Maruziyet yönetimine başlamak pratik ve yönetilebilir adımlarla başlar:

  1. Zaten sahip olduklarınızı kullanın: Öncelikle, halihazırda kullandığınız hizmetlerden yararlanabileceğinizi unutmayın. Örneğin, Intruder gibi bir araç kullanıyorsanız, maruz kalma yönetimine yaklaşımınızı başlatabilecek bir güvenlik açığı yönetimi ve saldırı yüzeyi yönetimi sağlayıcınız zaten var demektir. Alternatif olarak, bir danışmanlık hizmeti saldırı yolu haritalama egzersizleri ve tehdit profili atölyeleri yürütebilir.
  2. Kapsamınızı tanımlayın: Maruz kalma yönetimi sürecinizin kapsamını tanımlarken, öncelikle internete maruz kalan varlıklara odaklanın, çünkü bunlar genellikle saldırılara karşı en savunmasız olanlardır. Intruder, maruz kalma yönetimi süreciniz için bir başlangıç ​​noktası olarak kullanabileceğiniz internete bakan sistemlerinizin bir görünümünü sağlayarak size yardımcı olabilir. Ayrıca, sistemleri tanımladığınız kapsamlara ayırmak için Intruder’ın hedef etiketlemesini kullanabilirsiniz.
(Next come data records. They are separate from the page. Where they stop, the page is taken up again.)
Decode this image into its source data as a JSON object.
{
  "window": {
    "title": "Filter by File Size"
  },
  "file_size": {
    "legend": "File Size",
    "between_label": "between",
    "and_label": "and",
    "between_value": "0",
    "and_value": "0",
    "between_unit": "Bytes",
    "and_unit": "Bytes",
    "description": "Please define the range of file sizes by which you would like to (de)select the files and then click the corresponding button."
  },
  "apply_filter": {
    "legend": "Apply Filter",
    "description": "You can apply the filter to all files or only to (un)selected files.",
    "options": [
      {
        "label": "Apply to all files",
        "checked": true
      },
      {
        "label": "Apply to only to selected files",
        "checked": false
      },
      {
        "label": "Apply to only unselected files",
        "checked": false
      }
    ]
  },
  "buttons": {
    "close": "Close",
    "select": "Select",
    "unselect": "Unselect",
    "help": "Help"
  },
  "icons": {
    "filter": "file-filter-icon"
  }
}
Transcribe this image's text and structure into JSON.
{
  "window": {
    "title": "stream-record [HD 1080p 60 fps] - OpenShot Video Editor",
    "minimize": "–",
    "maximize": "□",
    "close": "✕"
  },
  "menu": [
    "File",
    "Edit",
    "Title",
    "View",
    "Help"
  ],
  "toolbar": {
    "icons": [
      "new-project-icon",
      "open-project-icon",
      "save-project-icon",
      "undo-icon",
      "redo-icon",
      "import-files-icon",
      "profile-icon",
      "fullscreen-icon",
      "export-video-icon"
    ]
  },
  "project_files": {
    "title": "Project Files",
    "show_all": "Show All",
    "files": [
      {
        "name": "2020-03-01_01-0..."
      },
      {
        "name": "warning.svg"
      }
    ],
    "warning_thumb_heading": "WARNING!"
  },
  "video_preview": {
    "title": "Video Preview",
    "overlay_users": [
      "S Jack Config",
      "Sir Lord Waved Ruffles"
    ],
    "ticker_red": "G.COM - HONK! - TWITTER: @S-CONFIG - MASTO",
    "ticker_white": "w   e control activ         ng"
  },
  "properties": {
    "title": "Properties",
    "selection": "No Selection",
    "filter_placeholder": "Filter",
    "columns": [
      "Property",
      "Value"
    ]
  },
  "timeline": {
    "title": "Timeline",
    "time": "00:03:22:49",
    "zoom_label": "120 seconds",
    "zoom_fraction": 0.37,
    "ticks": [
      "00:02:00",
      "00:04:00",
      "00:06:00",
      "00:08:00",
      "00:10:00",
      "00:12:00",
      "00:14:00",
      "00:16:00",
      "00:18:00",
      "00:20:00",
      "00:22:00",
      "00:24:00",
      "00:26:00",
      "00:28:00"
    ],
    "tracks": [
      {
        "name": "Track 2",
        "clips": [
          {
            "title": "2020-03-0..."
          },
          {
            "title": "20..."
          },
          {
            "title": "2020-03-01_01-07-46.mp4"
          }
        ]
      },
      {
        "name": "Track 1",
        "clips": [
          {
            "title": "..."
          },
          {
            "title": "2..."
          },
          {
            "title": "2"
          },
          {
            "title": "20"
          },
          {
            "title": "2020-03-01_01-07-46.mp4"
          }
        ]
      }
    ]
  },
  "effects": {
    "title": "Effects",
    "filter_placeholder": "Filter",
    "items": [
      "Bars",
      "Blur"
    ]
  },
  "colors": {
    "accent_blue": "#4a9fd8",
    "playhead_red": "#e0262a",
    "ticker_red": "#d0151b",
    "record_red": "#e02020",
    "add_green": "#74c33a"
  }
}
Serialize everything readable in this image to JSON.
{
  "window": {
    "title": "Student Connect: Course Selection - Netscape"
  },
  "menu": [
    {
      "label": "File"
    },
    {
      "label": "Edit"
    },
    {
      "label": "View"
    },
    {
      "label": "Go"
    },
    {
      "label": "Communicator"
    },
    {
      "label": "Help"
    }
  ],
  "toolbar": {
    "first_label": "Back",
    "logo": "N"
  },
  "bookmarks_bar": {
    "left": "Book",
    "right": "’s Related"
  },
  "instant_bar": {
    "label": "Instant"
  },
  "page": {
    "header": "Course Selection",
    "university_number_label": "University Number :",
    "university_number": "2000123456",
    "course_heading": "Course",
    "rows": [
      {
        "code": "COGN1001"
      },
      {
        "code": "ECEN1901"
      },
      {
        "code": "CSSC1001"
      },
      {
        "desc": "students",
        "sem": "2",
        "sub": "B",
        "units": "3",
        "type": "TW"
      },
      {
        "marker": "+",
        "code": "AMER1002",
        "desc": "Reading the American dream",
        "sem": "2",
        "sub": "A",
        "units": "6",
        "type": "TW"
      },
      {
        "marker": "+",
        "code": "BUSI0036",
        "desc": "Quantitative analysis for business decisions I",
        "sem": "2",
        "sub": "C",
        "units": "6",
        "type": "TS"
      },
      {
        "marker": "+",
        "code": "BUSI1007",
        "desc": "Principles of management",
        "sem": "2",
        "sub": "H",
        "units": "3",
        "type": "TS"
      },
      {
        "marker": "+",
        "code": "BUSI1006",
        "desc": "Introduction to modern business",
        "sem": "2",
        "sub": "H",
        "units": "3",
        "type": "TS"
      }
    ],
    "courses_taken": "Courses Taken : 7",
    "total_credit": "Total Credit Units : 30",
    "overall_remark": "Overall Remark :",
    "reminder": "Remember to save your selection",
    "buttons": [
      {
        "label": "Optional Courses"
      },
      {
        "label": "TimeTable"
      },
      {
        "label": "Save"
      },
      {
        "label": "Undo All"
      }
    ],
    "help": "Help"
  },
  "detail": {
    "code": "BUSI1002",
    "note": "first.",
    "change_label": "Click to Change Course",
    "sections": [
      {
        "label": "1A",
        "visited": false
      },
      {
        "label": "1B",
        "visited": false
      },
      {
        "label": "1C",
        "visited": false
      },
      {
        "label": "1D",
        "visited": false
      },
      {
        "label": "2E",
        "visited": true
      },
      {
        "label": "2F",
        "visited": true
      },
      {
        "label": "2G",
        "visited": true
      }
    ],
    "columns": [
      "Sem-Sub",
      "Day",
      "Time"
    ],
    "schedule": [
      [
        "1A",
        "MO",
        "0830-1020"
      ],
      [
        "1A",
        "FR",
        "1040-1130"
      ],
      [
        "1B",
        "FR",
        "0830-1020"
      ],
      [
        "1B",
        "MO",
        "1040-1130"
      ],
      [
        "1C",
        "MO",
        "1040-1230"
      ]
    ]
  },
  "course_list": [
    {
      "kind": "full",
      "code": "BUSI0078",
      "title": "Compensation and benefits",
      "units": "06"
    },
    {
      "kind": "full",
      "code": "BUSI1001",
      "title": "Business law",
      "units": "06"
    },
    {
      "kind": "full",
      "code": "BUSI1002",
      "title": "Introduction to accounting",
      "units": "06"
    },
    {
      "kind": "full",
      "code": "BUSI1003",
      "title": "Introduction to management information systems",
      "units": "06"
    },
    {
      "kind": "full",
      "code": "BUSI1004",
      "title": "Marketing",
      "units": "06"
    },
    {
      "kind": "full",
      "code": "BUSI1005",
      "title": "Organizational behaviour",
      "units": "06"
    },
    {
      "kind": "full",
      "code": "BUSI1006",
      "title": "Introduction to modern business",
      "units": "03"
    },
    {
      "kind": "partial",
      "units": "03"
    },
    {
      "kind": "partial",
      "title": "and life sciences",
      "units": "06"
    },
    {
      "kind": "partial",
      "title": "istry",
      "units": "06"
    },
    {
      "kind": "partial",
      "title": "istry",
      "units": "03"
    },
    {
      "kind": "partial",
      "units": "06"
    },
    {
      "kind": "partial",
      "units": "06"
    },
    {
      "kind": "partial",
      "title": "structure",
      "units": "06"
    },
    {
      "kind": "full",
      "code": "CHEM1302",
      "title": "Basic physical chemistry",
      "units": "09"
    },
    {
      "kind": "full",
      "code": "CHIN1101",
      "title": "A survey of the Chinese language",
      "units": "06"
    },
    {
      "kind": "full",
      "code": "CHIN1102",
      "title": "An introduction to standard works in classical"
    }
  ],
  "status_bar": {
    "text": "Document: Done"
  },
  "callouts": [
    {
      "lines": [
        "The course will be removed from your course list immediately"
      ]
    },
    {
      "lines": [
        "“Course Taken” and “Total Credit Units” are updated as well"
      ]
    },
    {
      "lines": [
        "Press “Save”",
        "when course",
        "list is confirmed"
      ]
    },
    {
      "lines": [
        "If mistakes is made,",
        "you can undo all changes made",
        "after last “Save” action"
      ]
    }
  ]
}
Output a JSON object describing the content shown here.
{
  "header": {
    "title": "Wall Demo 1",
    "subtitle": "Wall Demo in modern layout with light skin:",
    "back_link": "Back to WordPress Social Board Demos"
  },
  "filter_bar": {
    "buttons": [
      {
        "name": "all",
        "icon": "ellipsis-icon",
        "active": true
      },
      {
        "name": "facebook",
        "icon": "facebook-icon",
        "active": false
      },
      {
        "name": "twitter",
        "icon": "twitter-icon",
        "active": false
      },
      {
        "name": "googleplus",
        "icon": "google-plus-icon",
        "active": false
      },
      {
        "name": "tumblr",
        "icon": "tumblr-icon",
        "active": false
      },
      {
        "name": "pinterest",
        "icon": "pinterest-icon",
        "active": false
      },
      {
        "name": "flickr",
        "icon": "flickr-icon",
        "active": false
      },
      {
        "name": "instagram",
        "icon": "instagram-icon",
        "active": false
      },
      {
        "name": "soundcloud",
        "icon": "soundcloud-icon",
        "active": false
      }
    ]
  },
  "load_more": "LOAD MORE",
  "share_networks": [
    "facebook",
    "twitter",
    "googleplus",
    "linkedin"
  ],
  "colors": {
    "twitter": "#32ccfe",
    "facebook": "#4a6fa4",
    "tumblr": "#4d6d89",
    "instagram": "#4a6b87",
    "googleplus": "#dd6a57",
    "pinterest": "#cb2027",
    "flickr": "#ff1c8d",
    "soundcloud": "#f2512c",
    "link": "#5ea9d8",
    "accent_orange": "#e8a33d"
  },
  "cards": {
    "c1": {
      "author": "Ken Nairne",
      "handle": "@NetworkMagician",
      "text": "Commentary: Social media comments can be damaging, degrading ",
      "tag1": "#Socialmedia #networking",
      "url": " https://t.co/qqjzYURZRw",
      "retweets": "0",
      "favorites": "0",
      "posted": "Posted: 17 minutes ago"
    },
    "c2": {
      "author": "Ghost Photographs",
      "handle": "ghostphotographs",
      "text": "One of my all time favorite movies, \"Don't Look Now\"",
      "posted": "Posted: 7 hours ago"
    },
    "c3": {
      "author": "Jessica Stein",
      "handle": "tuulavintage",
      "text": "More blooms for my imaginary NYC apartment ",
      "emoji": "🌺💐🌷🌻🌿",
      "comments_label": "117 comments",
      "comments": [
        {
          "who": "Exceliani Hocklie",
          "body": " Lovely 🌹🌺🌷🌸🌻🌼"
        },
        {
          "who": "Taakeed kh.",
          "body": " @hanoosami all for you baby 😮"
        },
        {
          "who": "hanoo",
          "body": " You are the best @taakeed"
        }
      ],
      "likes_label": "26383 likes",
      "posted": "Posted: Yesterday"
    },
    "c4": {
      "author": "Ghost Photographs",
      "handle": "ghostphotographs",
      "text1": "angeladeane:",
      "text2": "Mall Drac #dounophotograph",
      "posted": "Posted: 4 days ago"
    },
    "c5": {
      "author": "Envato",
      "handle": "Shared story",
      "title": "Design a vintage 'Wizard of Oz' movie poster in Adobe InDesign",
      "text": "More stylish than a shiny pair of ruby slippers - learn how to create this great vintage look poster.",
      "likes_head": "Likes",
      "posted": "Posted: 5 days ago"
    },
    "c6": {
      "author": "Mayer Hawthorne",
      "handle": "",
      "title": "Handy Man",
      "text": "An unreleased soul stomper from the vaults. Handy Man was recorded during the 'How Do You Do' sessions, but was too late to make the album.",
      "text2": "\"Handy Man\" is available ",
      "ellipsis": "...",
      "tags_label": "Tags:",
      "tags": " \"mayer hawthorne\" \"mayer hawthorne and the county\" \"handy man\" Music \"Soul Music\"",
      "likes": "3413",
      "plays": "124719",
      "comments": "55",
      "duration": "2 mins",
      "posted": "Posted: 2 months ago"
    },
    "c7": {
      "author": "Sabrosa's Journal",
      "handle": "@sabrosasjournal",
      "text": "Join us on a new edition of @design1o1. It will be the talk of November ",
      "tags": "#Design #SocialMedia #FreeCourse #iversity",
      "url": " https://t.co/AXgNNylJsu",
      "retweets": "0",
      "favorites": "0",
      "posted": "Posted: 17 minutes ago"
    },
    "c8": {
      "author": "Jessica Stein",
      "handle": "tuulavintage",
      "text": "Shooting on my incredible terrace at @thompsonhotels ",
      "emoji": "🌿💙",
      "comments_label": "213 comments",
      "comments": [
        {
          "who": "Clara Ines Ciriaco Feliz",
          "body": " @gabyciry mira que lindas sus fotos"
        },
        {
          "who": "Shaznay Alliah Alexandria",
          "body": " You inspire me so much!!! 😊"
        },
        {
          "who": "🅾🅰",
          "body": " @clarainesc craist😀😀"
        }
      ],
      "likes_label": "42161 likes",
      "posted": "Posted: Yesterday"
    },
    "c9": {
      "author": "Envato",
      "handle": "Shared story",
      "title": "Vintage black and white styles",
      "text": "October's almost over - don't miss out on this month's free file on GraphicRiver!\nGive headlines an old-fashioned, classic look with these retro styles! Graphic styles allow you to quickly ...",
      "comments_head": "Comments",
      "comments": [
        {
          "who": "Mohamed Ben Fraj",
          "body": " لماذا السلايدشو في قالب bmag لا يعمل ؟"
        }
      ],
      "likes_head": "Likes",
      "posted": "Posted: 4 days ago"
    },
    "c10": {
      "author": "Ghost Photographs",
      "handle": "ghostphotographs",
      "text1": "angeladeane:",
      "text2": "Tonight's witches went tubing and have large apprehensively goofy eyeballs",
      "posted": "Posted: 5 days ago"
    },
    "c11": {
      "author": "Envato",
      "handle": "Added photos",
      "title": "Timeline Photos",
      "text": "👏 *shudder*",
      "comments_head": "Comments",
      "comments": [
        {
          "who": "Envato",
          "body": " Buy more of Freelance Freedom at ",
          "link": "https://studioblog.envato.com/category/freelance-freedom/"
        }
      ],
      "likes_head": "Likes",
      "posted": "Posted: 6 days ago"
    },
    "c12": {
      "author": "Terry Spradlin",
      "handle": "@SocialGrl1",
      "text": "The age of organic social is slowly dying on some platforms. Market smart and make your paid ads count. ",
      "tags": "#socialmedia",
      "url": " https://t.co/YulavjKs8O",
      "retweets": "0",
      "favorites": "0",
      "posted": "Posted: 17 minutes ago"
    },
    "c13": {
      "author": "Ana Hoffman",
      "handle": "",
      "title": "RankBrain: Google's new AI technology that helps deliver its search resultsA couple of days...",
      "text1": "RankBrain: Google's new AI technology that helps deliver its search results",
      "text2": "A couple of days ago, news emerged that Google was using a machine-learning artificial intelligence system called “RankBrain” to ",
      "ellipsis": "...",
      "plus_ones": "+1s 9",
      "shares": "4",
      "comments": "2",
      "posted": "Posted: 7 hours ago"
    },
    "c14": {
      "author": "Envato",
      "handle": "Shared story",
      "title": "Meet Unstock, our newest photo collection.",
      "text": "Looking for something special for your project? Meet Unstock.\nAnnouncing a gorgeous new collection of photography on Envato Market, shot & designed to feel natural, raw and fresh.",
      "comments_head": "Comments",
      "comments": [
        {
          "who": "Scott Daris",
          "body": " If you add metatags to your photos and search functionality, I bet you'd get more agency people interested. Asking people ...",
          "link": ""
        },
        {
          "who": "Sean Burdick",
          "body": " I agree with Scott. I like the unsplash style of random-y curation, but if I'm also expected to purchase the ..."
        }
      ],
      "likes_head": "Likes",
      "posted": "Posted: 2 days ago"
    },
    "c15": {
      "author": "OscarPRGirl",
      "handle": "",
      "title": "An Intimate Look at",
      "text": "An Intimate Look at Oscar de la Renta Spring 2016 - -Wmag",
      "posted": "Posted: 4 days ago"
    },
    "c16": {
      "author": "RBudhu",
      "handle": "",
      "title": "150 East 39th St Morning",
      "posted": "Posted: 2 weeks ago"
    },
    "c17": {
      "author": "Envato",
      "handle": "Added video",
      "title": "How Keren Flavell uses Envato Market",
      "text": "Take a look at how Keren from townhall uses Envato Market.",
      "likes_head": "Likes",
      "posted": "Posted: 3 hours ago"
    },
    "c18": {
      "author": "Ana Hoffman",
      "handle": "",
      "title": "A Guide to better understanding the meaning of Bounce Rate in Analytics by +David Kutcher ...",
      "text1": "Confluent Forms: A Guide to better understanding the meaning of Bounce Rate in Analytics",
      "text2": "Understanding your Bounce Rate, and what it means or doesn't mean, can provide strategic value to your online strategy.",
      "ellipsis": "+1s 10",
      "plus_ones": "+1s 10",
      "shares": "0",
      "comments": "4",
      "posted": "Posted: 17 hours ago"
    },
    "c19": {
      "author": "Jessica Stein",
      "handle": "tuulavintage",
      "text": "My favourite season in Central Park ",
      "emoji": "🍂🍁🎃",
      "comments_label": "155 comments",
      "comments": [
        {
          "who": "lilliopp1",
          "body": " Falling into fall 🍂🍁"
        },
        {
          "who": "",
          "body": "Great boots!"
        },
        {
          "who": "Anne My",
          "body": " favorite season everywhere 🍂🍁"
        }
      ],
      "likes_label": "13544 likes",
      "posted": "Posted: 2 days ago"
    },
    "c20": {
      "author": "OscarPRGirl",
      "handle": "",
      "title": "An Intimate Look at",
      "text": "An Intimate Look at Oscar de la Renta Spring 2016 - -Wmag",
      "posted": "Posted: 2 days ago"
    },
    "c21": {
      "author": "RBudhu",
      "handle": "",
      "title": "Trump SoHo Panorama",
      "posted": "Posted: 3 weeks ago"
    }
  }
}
Kapsam belirleme sürecinde, bir güvenlik açığı tespit edildiğinde riski gidermekten sorumlu kişileri belirlemeye de çalışırsınız; bu kullanıcıları Intruder’a ekleyebilir ve herhangi bir sorunun çözüldüğünü düzeltmeleri ve doğrulamaları için yetkilendirebilirsiniz. Veriler mevcutsa, hassas veriler ve kimlik bilgileri içerebilecekleri için kullandığınız SaaS uygulamalarını da takip etmeyi unutmayın.
  3. Varlıklarınızı keşfedin ve öncelik sırasına koyun: Bilinen ve bilinmeyen varlıkları belirlemek ve hangilerinin iş açısından kritik olduğunu ve daha önce tanımladığınız kapsamı desteklediğini belirlemek için bir araç kullanın. Intruder, bulut hesaplarınızla entegre olarak yeni bulut varlıklarını otomatik olarak keşfeder ve alt etki alanları için otomatik kontroller çalıştırır. Ayrıca, sistemlerin iş süreçlerinize nasıl katkıda bulunduğunu ve tehlikeye atılırlarsa bu süreçler için ne gibi riskler oluşturduğunu belirtmek için etiketler kullanarak varlıklarınıza bağlam ekleyebilirsiniz.
  4. Zayıflıkların keşfini ve önceliklendirmesini gerçekleştirin: Daha sonra odak noktası, bu varlıklardan hangilerinin tehlikeye atılma riskinin en yüksek olduğunu ve hangilerinin siber saldırganlar için en çekici hedefler olacağını değerlendirmeye kayar. Intruder ile altyapınızda, uygulamalarınızda ve API’lerinizde güvenlik açıkları bulabilir ve önce ne üzerinde işlem yapacağınızı bilmeniz için önceliklendirilmiş bir sorun listesi alabilirsiniz. Intruder ayrıca ağınızı izleyerek, neyin açığa çıktığını göstererek ve herhangi bir şey değiştiğinde taramaları başlatarak güvenlik açığı keşfi ve önceliklendirmesine yönelik sürekli bir yaklaşım sağlar.
  5. Davranmak: Ardından harekete geçme zamanı gelir, bu düzeltme, azaltma veya risk kabulü yoluyla olabilir. Intruder, düzeltme çabalarınızı yönetmenizi ve doğrulamanızı kolaylaştırır. Düzeltme taramaları çalıştırın, sorunları bilet sistemlerinize aktarın, Slack ve Teams’de uyarılar ayarlayın ve daha fazlasını yapın.

Her şeyi eve geri getiriyoruz

Sonuçta hepimizin sınırlı bir zamanı var.

Dikkat dağıtıcı unsurları en aza indirerek ve ekibinizin gerçekten önemli olana odaklanmasını sağlayarak, maruz kalma yönetimi en az zaman yatırımıyla en büyük etkiyi yaratmanızı sağlar.

Ekibiniz gerçekten önemli olan %25’lik güvenlik açıklarına odaklanırsa, işinizi güvende tutmak için kritik öneme sahip faaliyetlere odaklanmak için %75 daha fazla zamana sahip olurlar.

Intruder, kuruluşların günümüzün hızlı dünyasında önemli, etkili ve nihayetinde güvenli dijital ortamlara odaklanmalarını sağlamayı hedefliyor.

Ve eğer bu daha huzurlu hafta sonları ve varlıklarımızın korunduğunu bilerek masalarımızdan güvenle uzaklaşmak anlamına geliyorsa, o zaman doğru yolda olduğumuza inanıyorum. Belki de mesele zaafları veya riskleri yönetmek değil, siber güvenlik tehditlerinin bitmek bilmeyen akışında odaklanmamızı yönetmektir.